Little Art Colony and US Modernism

Little Art Colony and US Modernism

Author: Geneva M. Gano

Publisher: Edinburgh University Press

Published: 2020-08-18

Total Pages: 320

ISBN-13: 1474439772

DOWNLOAD EBOOK

This book is first to historicise and theorise the significance of the early twentieth-century little art colony as a uniquely modern social formation within a global network of modernist activity and production.


Writing Double

Writing Double

Author: Bette London

Publisher: Cornell University Press

Published: 2002-01-01

Total Pages: 254

ISBN-13: 0801474663

DOWNLOAD EBOOK

Although Roland Barthes and Michel Foucault announced the death of the author several decades ago, critics have been slow to abandon the idea of the solitary writer. Bette London maintains that this notion has blinded us to the reality that writing is seldom an individual activity and that it has led us to overlook both the frequency with which women authors have worked together and the significance of their collaborative undertakings as a form of professional activity. In Writing Double, the first full-length treatment of women's literary partnerships, she goes to the heart of issues surrounding authorial identity. What is an author? Which forms of authorship are sanctioned and which forms marginalized? Which of these forms have particularly attracted women? Such questions are central to London's analysis of the challenge that women's literary collaboration presents to accepted notions of authorship. Focusing on British texts from the nineteenth and twentieth centuries, she considers a fascinating variety of works by largely noncanonical, and in some instances highly unconventional, authors—from the enormously popular novels composed by writing teams at the turn of the century, to the Brontë juvenilia and the occult scripts of Georgie Yeats and W. B. Yeats, to automatic writings produced by mediums purporting to be in communication with the spirit world.

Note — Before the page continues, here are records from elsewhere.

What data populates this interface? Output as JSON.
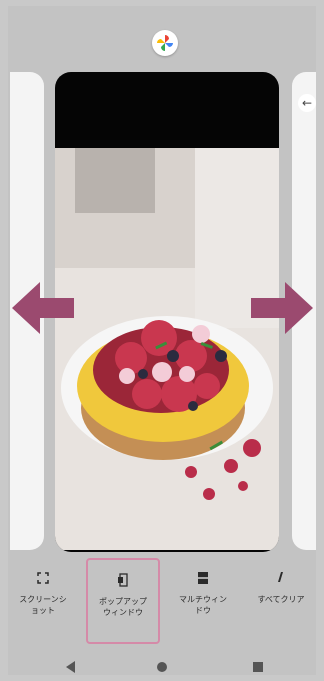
{
  "actions": [
    {
      "label": "スクリーンシ\nョット",
      "icon": "screenshot-icon"
    },
    {
      "label": "ポップアップ\nウィンドウ",
      "icon": "popup-window-icon"
    },
    {
      "label": "マルチウィン\nドウ",
      "icon": "multi-window-icon"
    },
    {
      "label": "すべてクリア",
      "icon": "clear-all-icon"
    }
  ],
  "selected_action": 1,
  "colors": {
    "swipe_arrow": "#9b4a6f",
    "highlight": "#d58aa8",
    "background": "#c9c9c9"
  },
  "navbar": {
    "back": "back-icon",
    "home": "home-icon",
    "recents": "recents-icon"
  }
}
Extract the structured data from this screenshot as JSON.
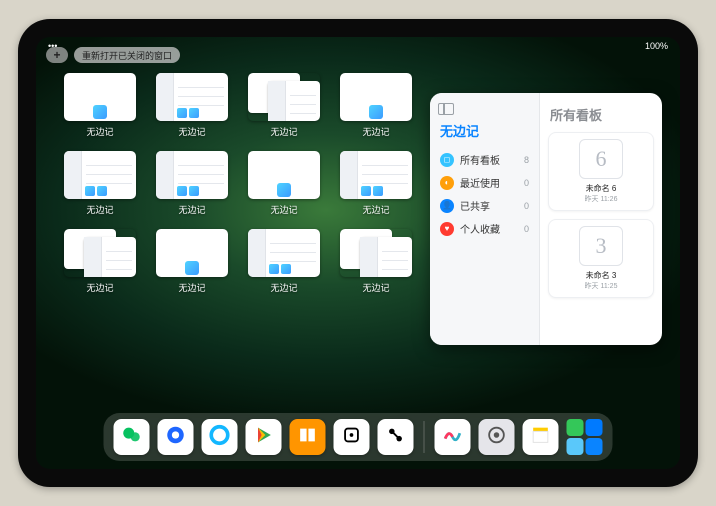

Stories from the Afterlife

Stories from the Afterlife

Author: Quinn Dalton

Publisher:

Published: 2007

Total Pages: 0

ISBN-13: 9780979304941

DOWNLOAD EBOOK

Ten stories. One question. What do you do when the life you knew becomes the Before? A college student working at a beer drive-through falls in love with the owner¿s wife and contemplates murder to claim her until he faces his own brush with death. A man who has kept his sexuality a secret from his family must come home to help his brother cope with the loss of his wife. A woman reunites with a man she loved in her youth, and reluctantly saves the life of the teenaged girl next door. A camera store clerk with photographs under his bed meets his new neighbor, who has her own secrets. And a soap opera writer struggles to extricate her love life from the familiar formulas. The men and women we meet in Stories from the Afterlife have only recently stumbled, due to choice or circumstance, into the unfamiliar territory of their new lives. We encounter them in Florida resort towns, 1950¿s rural North Carolina, 1980¿s rustbelt Ohio and in the suburban sheen of the New South, where they wrestle with secret aspirations, drunken confessions, dreamed predictions, and love¿lost or regained. We¿re with them all the way. Published previously in the country¿s finest literary magazines, including Crazyhorse, One Story, and Verb, these stories build a powerful collection that you won¿t want to miss.